Enter Tarka.  I first encountered it when I was looking for recipes that fit the way I keep and acquire ingredients.  I had some green lentils laying around that I didn’t know what to do with, and after a quick search, I found a good way to put them to use in a recipe I lifted from the Maninas: Food Matters blog.  I read “Incredibly easy and incredibly tasty” and it was on.  The recipe is basically lentils, Tarka, and Garam Masala.  It was friggin great.  According to the blog,

Tarka is an Indian technique of frying spices in ghee or oil, sometimes with the addition of some combination of onions, garlic and chillies.

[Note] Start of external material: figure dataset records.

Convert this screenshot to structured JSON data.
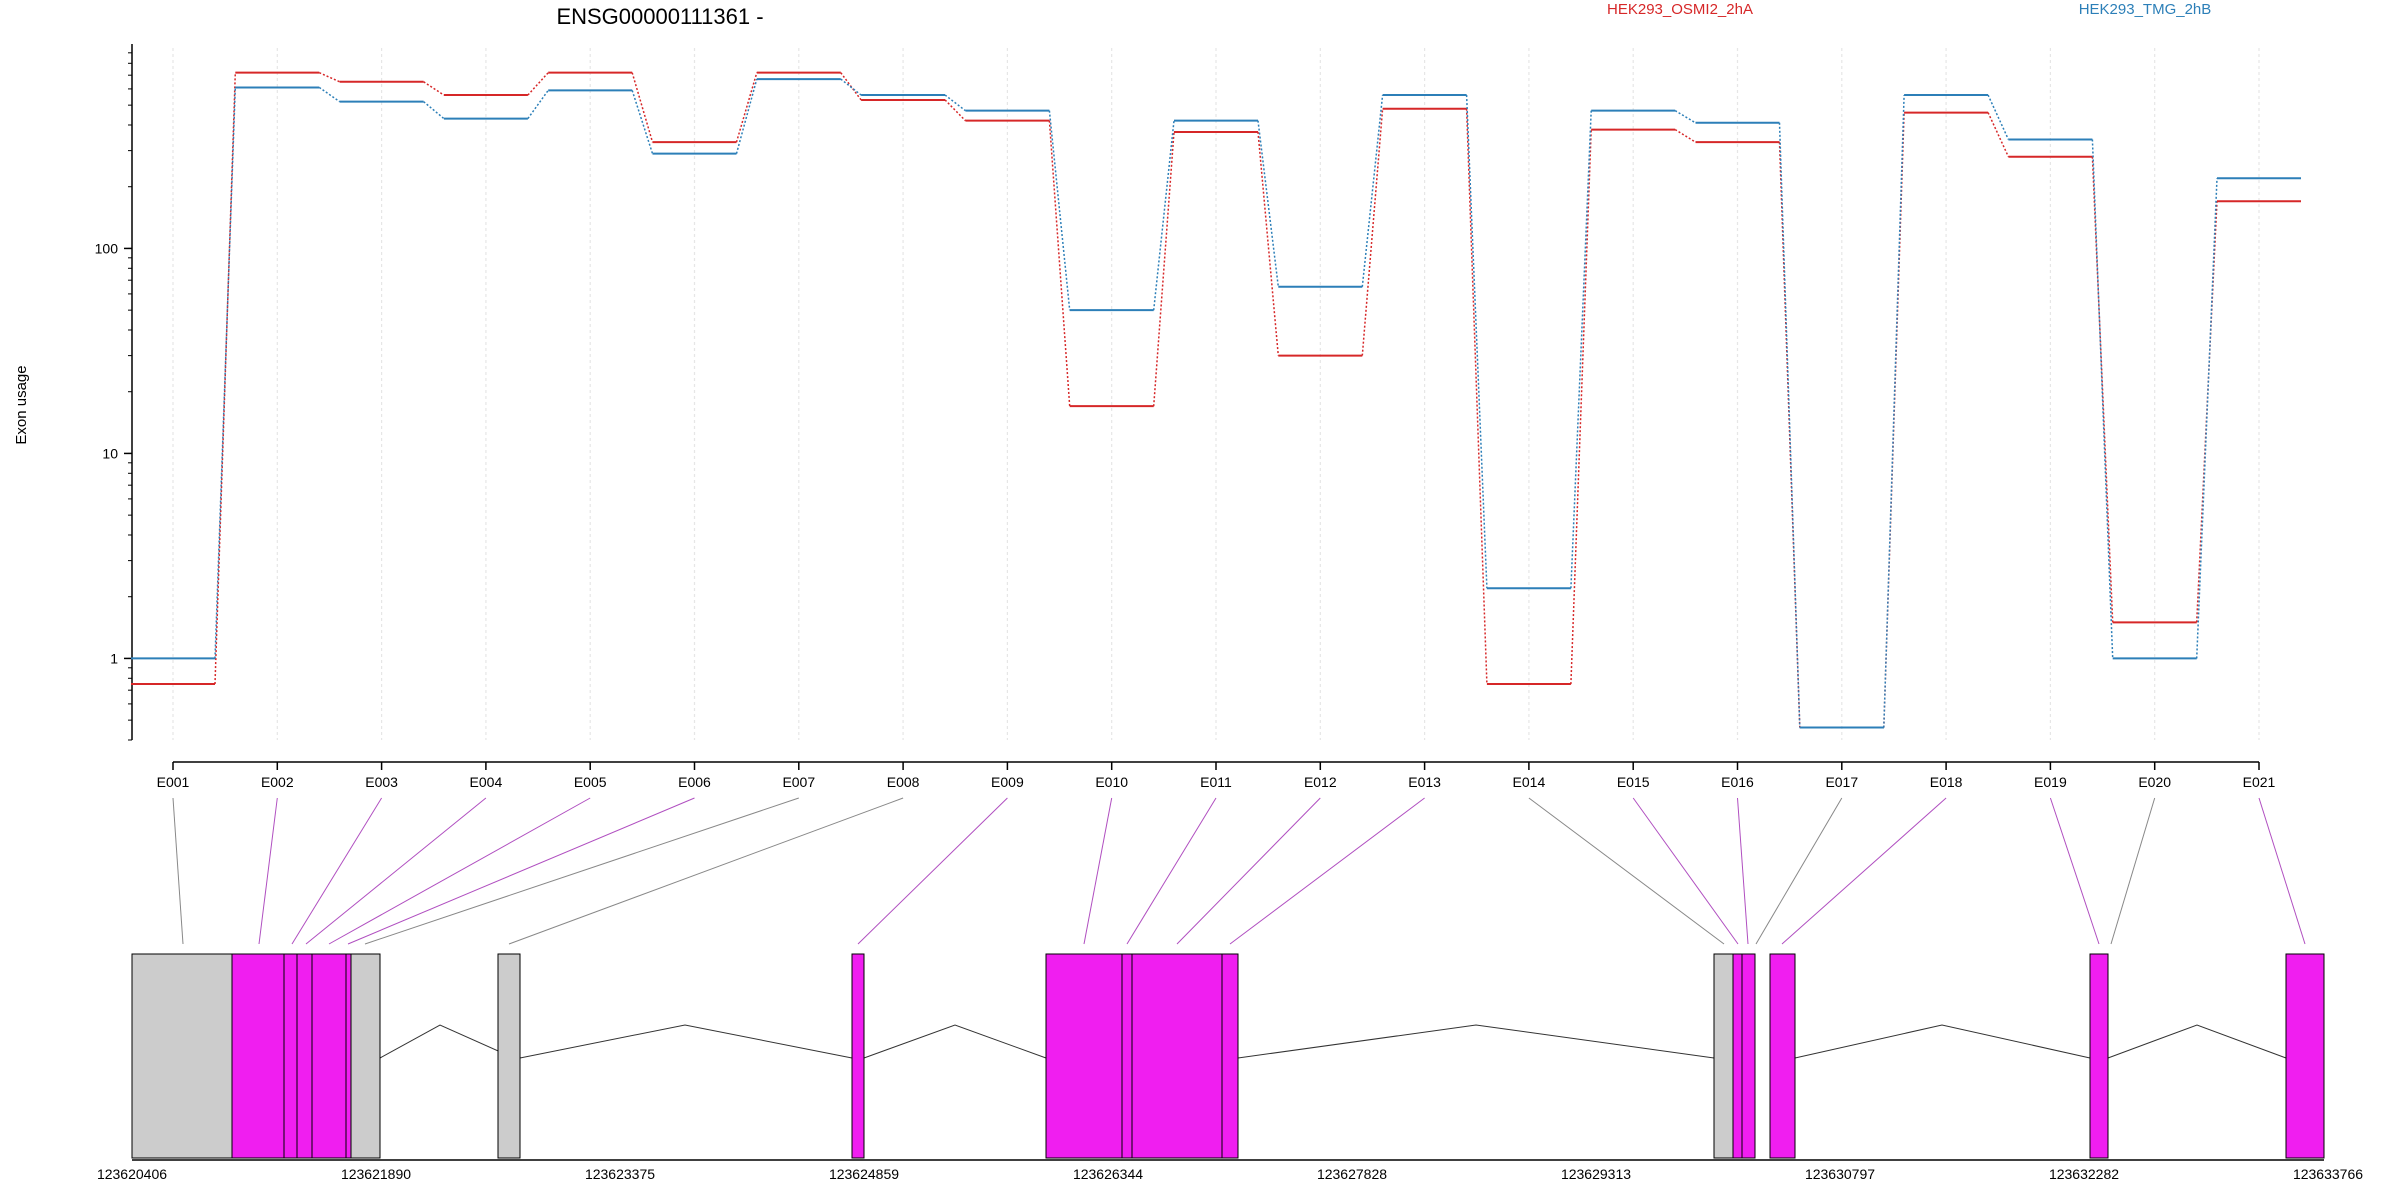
{
  "chart_data": {
    "type": "line",
    "title": "ENSG00000111361 -",
    "ylabel": "Exon usage",
    "yscale": "log",
    "ylim": [
      0.4,
      950
    ],
    "yticks": [
      1,
      10,
      100
    ],
    "ytick_labels": [
      "1",
      "10",
      "100"
    ],
    "categories": [
      "E001",
      "E002",
      "E003",
      "E004",
      "E005",
      "E006",
      "E007",
      "E008",
      "E009",
      "E010",
      "E011",
      "E012",
      "E013",
      "E014",
      "E015",
      "E016",
      "E017",
      "E018",
      "E019",
      "E020",
      "E021"
    ],
    "series": [
      {
        "name": "HEK293_OSMI2_2hA",
        "color": "#d62728",
        "values": [
          0.75,
          720,
          650,
          560,
          720,
          330,
          720,
          530,
          420,
          17,
          370,
          30,
          480,
          0.75,
          380,
          330,
          0.46,
          460,
          280,
          1.5,
          170
        ]
      },
      {
        "name": "HEK293_TMG_2hB",
        "color": "#2c7fb8",
        "values": [
          1.0,
          610,
          520,
          430,
          590,
          290,
          670,
          560,
          470,
          50,
          420,
          65,
          560,
          2.2,
          470,
          410,
          0.46,
          560,
          340,
          1.0,
          220
        ]
      }
    ],
    "grid": "vertical-dotted",
    "legend": "top"
  },
  "gene_model": {
    "coordinate_labels": [
      "123620406",
      "123621890",
      "123623375",
      "123624859",
      "123626344",
      "123627828",
      "123629313",
      "123630797",
      "123632282",
      "123633766"
    ],
    "colors": {
      "used": "#f01ef0",
      "other": "#cccccc",
      "outline": "#000000",
      "connector_used": "#b04fc0",
      "connector_other": "#888888"
    }
  }
}
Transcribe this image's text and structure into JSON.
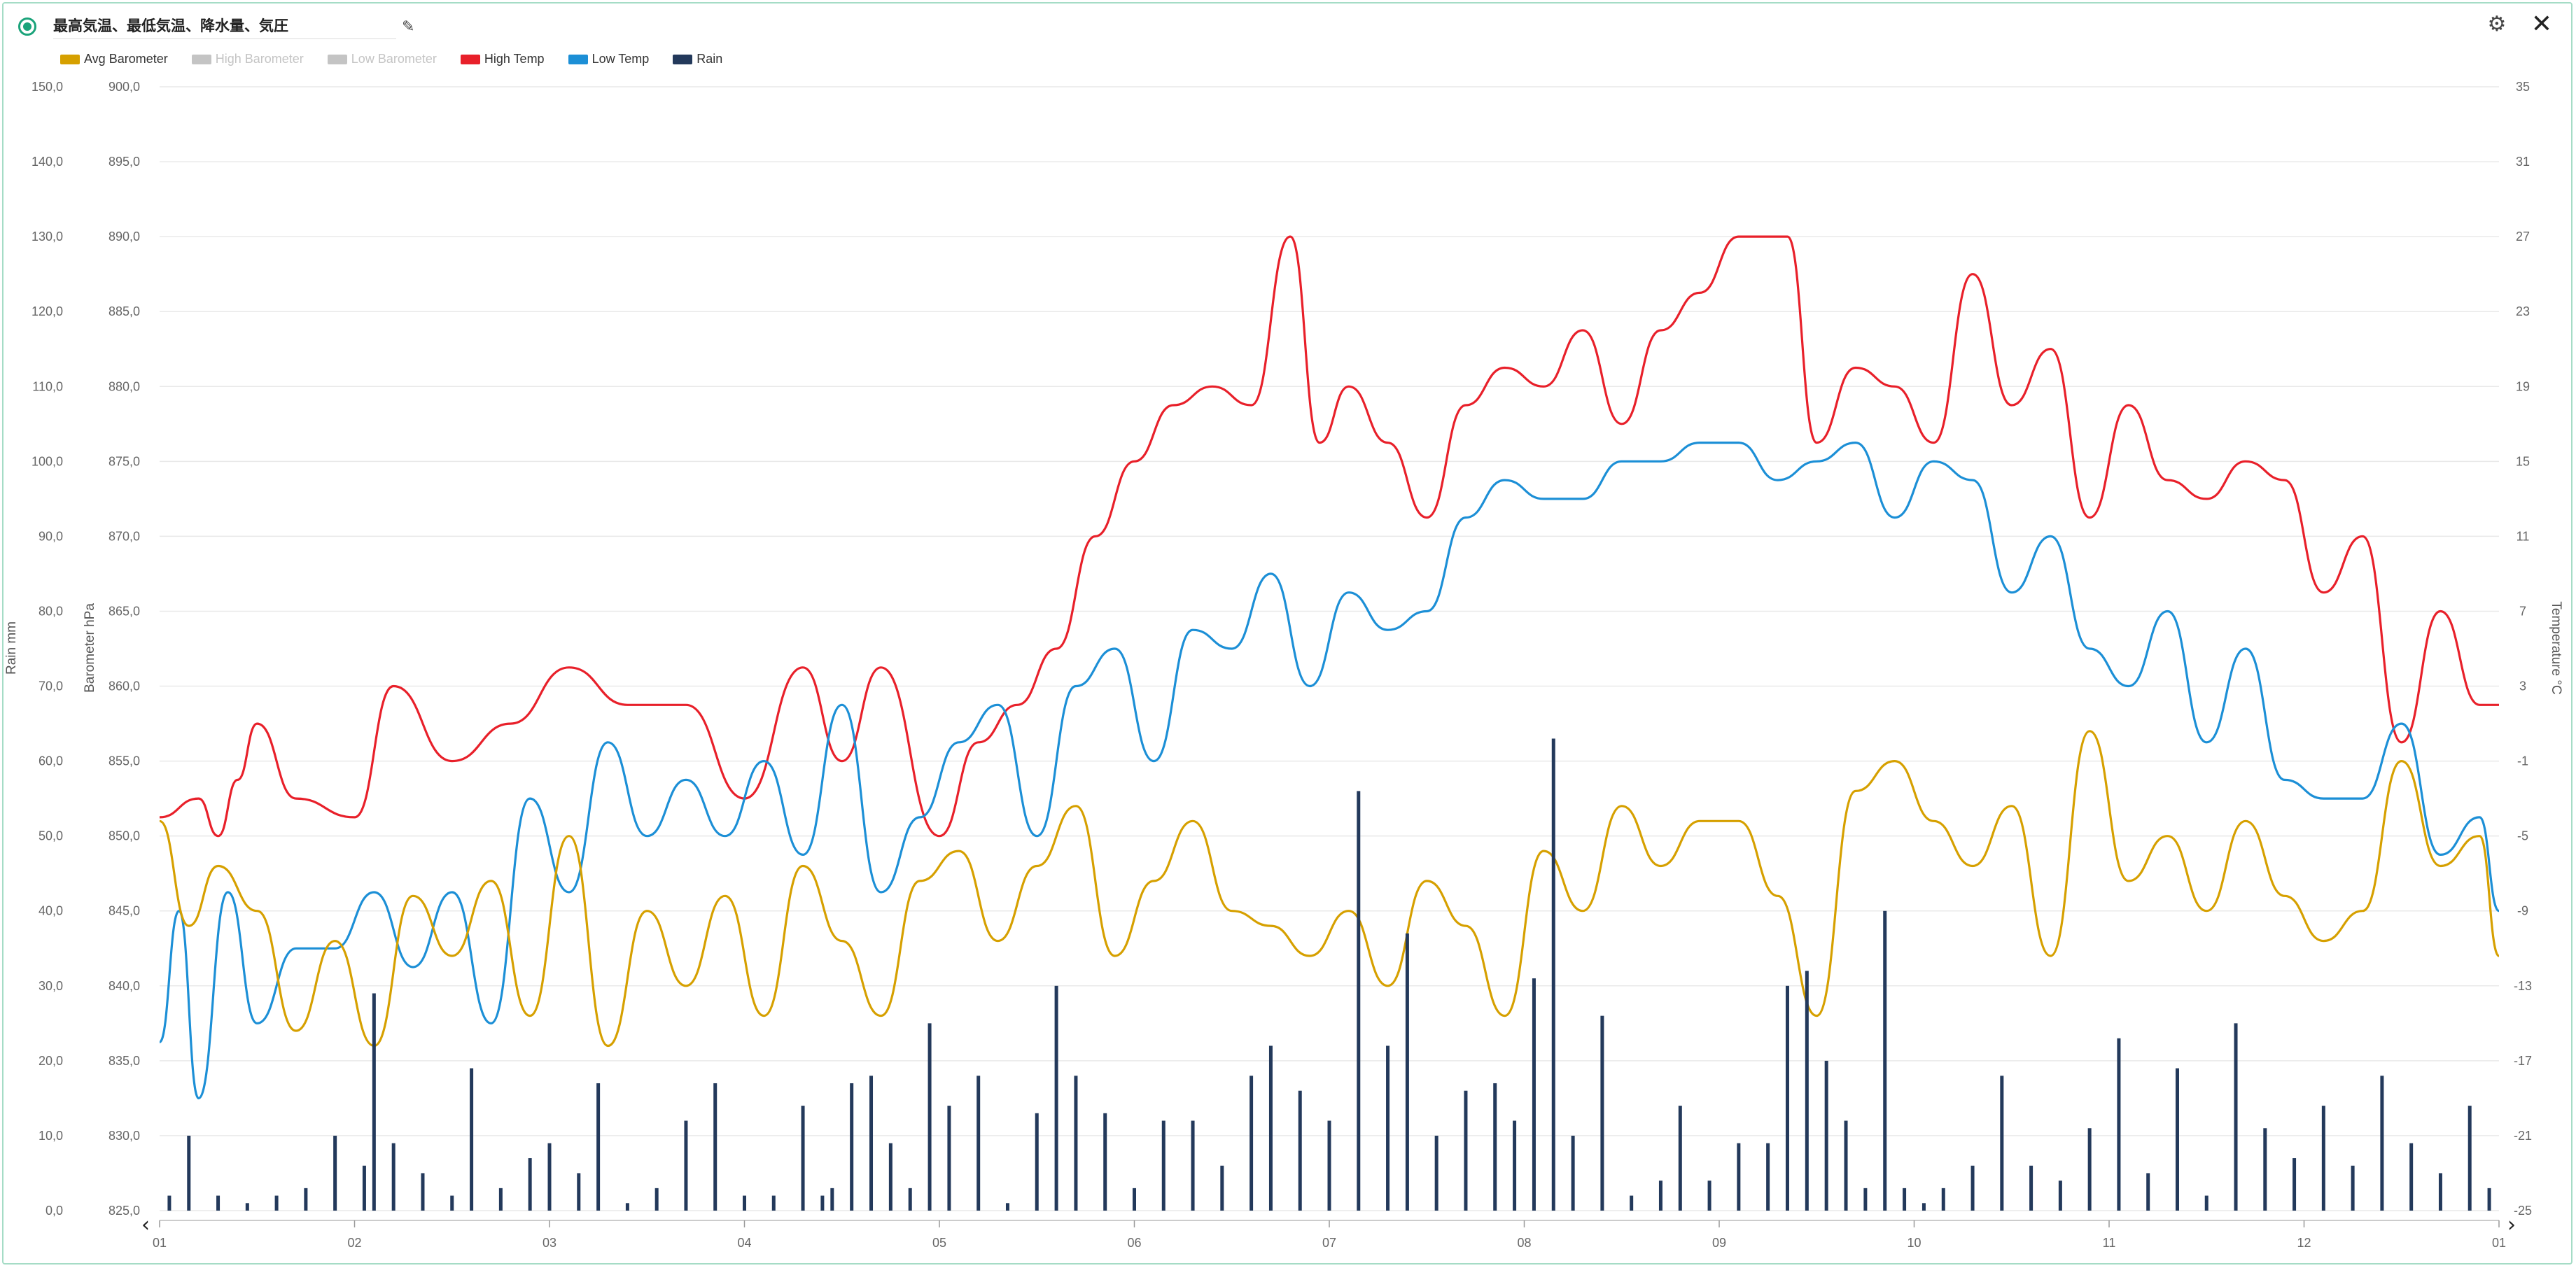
{
  "header": {
    "title": "最高気温、最低気温、降水量、気圧",
    "pencil_icon": "pencil-icon",
    "gear_icon": "gear-icon",
    "close_icon": "close-icon"
  },
  "chart_data": {
    "type": "line",
    "legend": [
      {
        "name": "Avg Barometer",
        "color": "#d6a000",
        "enabled": true
      },
      {
        "name": "High Barometer",
        "color": "#c4c4c4",
        "enabled": false
      },
      {
        "name": "Low Barometer",
        "color": "#c4c4c4",
        "enabled": false
      },
      {
        "name": "High Temp",
        "color": "#e8202a",
        "enabled": true
      },
      {
        "name": "Low Temp",
        "color": "#1c8fd6",
        "enabled": true
      },
      {
        "name": "Rain",
        "color": "#23395b",
        "enabled": true
      }
    ],
    "x_ticks": [
      "01",
      "02",
      "03",
      "04",
      "05",
      "06",
      "07",
      "08",
      "09",
      "10",
      "11",
      "12",
      "01"
    ],
    "axes": {
      "rain": {
        "label": "Rain mm",
        "min": 0,
        "max": 150,
        "ticks": [
          "0,0",
          "10,0",
          "20,0",
          "30,0",
          "40,0",
          "50,0",
          "60,0",
          "70,0",
          "80,0",
          "90,0",
          "100,0",
          "110,0",
          "120,0",
          "130,0",
          "140,0",
          "150,0"
        ]
      },
      "barometer": {
        "label": "Barometer hPa",
        "min": 825,
        "max": 900,
        "ticks": [
          "825,0",
          "830,0",
          "835,0",
          "840,0",
          "845,0",
          "850,0",
          "855,0",
          "860,0",
          "865,0",
          "870,0",
          "875,0",
          "880,0",
          "885,0",
          "890,0",
          "895,0",
          "900,0"
        ]
      },
      "temperature": {
        "label": "Temperature °C",
        "min": -25,
        "max": 35,
        "ticks": [
          "-25",
          "-21",
          "-17",
          "-13",
          "-9",
          "-5",
          "-1",
          "3",
          "7",
          "11",
          "15",
          "19",
          "23",
          "27",
          "31",
          "35"
        ]
      }
    },
    "series": [
      {
        "name": "High Temp",
        "axis": "temperature",
        "color": "#e8202a",
        "x": [
          0,
          0.2,
          0.3,
          0.4,
          0.5,
          0.7,
          1.0,
          1.2,
          1.5,
          1.8,
          2.1,
          2.4,
          2.7,
          3.0,
          3.3,
          3.5,
          3.7,
          4.0,
          4.2,
          4.4,
          4.6,
          4.8,
          5.0,
          5.2,
          5.4,
          5.6,
          5.8,
          5.95,
          6.1,
          6.3,
          6.5,
          6.7,
          6.9,
          7.1,
          7.3,
          7.5,
          7.7,
          7.9,
          8.1,
          8.2,
          8.35,
          8.5,
          8.7,
          8.9,
          9.1,
          9.3,
          9.5,
          9.7,
          9.9,
          10.1,
          10.3,
          10.5,
          10.7,
          10.9,
          11.1,
          11.3,
          11.5,
          11.7,
          11.9,
          12.0
        ],
        "y": [
          -4,
          -3,
          -5,
          -2,
          1,
          -3,
          -4,
          3,
          -1,
          1,
          4,
          2,
          2,
          -3,
          4,
          -1,
          4,
          -5,
          0,
          2,
          5,
          11,
          15,
          18,
          19,
          18,
          27,
          16,
          19,
          16,
          12,
          18,
          20,
          19,
          22,
          17,
          22,
          24,
          27,
          27,
          27,
          16,
          20,
          19,
          16,
          25,
          18,
          21,
          12,
          18,
          14,
          13,
          15,
          14,
          8,
          11,
          0,
          7,
          2,
          2
        ]
      },
      {
        "name": "Low Temp",
        "axis": "temperature",
        "color": "#1c8fd6",
        "x": [
          0,
          0.1,
          0.2,
          0.35,
          0.5,
          0.7,
          0.9,
          1.1,
          1.3,
          1.5,
          1.7,
          1.9,
          2.1,
          2.3,
          2.5,
          2.7,
          2.9,
          3.1,
          3.3,
          3.5,
          3.7,
          3.9,
          4.1,
          4.3,
          4.5,
          4.7,
          4.9,
          5.1,
          5.3,
          5.5,
          5.7,
          5.9,
          6.1,
          6.3,
          6.5,
          6.7,
          6.9,
          7.1,
          7.3,
          7.5,
          7.7,
          7.9,
          8.1,
          8.3,
          8.5,
          8.7,
          8.9,
          9.1,
          9.3,
          9.5,
          9.7,
          9.9,
          10.1,
          10.3,
          10.5,
          10.7,
          10.9,
          11.1,
          11.3,
          11.5,
          11.7,
          11.9,
          12.0
        ],
        "y": [
          -16,
          -9,
          -19,
          -8,
          -15,
          -11,
          -11,
          -8,
          -12,
          -8,
          -15,
          -3,
          -8,
          0,
          -5,
          -2,
          -5,
          -1,
          -6,
          2,
          -8,
          -4,
          0,
          2,
          -5,
          3,
          5,
          -1,
          6,
          5,
          9,
          3,
          8,
          6,
          7,
          12,
          14,
          13,
          13,
          15,
          15,
          16,
          16,
          14,
          15,
          16,
          12,
          15,
          14,
          8,
          11,
          5,
          3,
          7,
          0,
          5,
          -2,
          -3,
          -3,
          1,
          -6,
          -4,
          -9
        ]
      },
      {
        "name": "Avg Barometer",
        "axis": "barometer",
        "color": "#d6a000",
        "x": [
          0,
          0.15,
          0.3,
          0.5,
          0.7,
          0.9,
          1.1,
          1.3,
          1.5,
          1.7,
          1.9,
          2.1,
          2.3,
          2.5,
          2.7,
          2.9,
          3.1,
          3.3,
          3.5,
          3.7,
          3.9,
          4.1,
          4.3,
          4.5,
          4.7,
          4.9,
          5.1,
          5.3,
          5.5,
          5.7,
          5.9,
          6.1,
          6.3,
          6.5,
          6.7,
          6.9,
          7.1,
          7.3,
          7.5,
          7.7,
          7.9,
          8.1,
          8.3,
          8.5,
          8.7,
          8.9,
          9.1,
          9.3,
          9.5,
          9.7,
          9.9,
          10.1,
          10.3,
          10.5,
          10.7,
          10.9,
          11.1,
          11.3,
          11.5,
          11.7,
          11.9,
          12.0
        ],
        "y": [
          851,
          844,
          848,
          845,
          837,
          843,
          836,
          846,
          842,
          847,
          838,
          850,
          836,
          845,
          840,
          846,
          838,
          848,
          843,
          838,
          847,
          849,
          843,
          848,
          852,
          842,
          847,
          851,
          845,
          844,
          842,
          845,
          840,
          847,
          844,
          838,
          849,
          845,
          852,
          848,
          851,
          851,
          846,
          838,
          853,
          855,
          851,
          848,
          852,
          842,
          857,
          847,
          850,
          845,
          851,
          846,
          843,
          845,
          855,
          848,
          850,
          842
        ]
      },
      {
        "name": "Rain",
        "axis": "rain",
        "type": "bar",
        "color": "#23395b",
        "x": [
          0.05,
          0.15,
          0.3,
          0.45,
          0.6,
          0.75,
          0.9,
          1.05,
          1.1,
          1.2,
          1.35,
          1.5,
          1.6,
          1.75,
          1.9,
          2.0,
          2.15,
          2.25,
          2.4,
          2.55,
          2.7,
          2.85,
          3.0,
          3.15,
          3.3,
          3.4,
          3.45,
          3.55,
          3.65,
          3.75,
          3.85,
          3.95,
          4.05,
          4.2,
          4.35,
          4.5,
          4.6,
          4.7,
          4.85,
          5.0,
          5.15,
          5.3,
          5.45,
          5.6,
          5.7,
          5.85,
          6.0,
          6.15,
          6.3,
          6.4,
          6.55,
          6.7,
          6.85,
          6.95,
          7.05,
          7.15,
          7.25,
          7.4,
          7.55,
          7.7,
          7.8,
          7.95,
          8.1,
          8.25,
          8.35,
          8.45,
          8.55,
          8.65,
          8.75,
          8.85,
          8.95,
          9.05,
          9.15,
          9.3,
          9.45,
          9.6,
          9.75,
          9.9,
          10.05,
          10.2,
          10.35,
          10.5,
          10.65,
          10.8,
          10.95,
          11.1,
          11.25,
          11.4,
          11.55,
          11.7,
          11.85,
          11.95
        ],
        "y": [
          2,
          10,
          2,
          1,
          2,
          3,
          10,
          6,
          29,
          9,
          5,
          2,
          19,
          3,
          7,
          9,
          5,
          17,
          1,
          3,
          12,
          17,
          2,
          2,
          14,
          2,
          3,
          17,
          18,
          9,
          3,
          25,
          14,
          18,
          1,
          13,
          30,
          18,
          13,
          3,
          12,
          12,
          6,
          18,
          22,
          16,
          12,
          56,
          22,
          37,
          10,
          16,
          17,
          12,
          31,
          63,
          10,
          26,
          2,
          4,
          14,
          4,
          9,
          9,
          30,
          32,
          20,
          12,
          3,
          40,
          3,
          1,
          3,
          6,
          18,
          6,
          4,
          11,
          23,
          5,
          19,
          2,
          25,
          11,
          7,
          14,
          6,
          18,
          9,
          5,
          14,
          3
        ]
      }
    ]
  }
}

This is done either at the beginning of cooking, or at the end.”

In this case, the Tarka consisted of cumin seeds, chopped onions, garlic (recipe called for 1 clove, I put two), bird’s eye peppers (I used serrano), cinnamon, and ginger.  The page made reference to this dish being Punjabi style; there are a bunch of different regional styles and I definitely need to explore them all.  It’s exciting to stumble upon this because now I know at least one of the ways in which Indian people make their food so damn savory.  I’ve tried doing the “throw a bunch of spices on and hope for the best” thing and it doesn’t seem to have the depth that I recognize in really heavily seasoned foods from that area of the world.  She makes a good point that a lot of the essential and savory flavor in spices is fat soluble, and the ghee is the key to unlocking it.  The ghee is the key. 

 I realized that with the flexibility of Tarka, I might be able to kill that cardboard taste of quinoa.  I was right and now I throw some tarka on all my grains.  Add a little Garam Masala and badda-bing you’re eating easy and good and authentically Indian.  Batchelor gourmet at it’s best.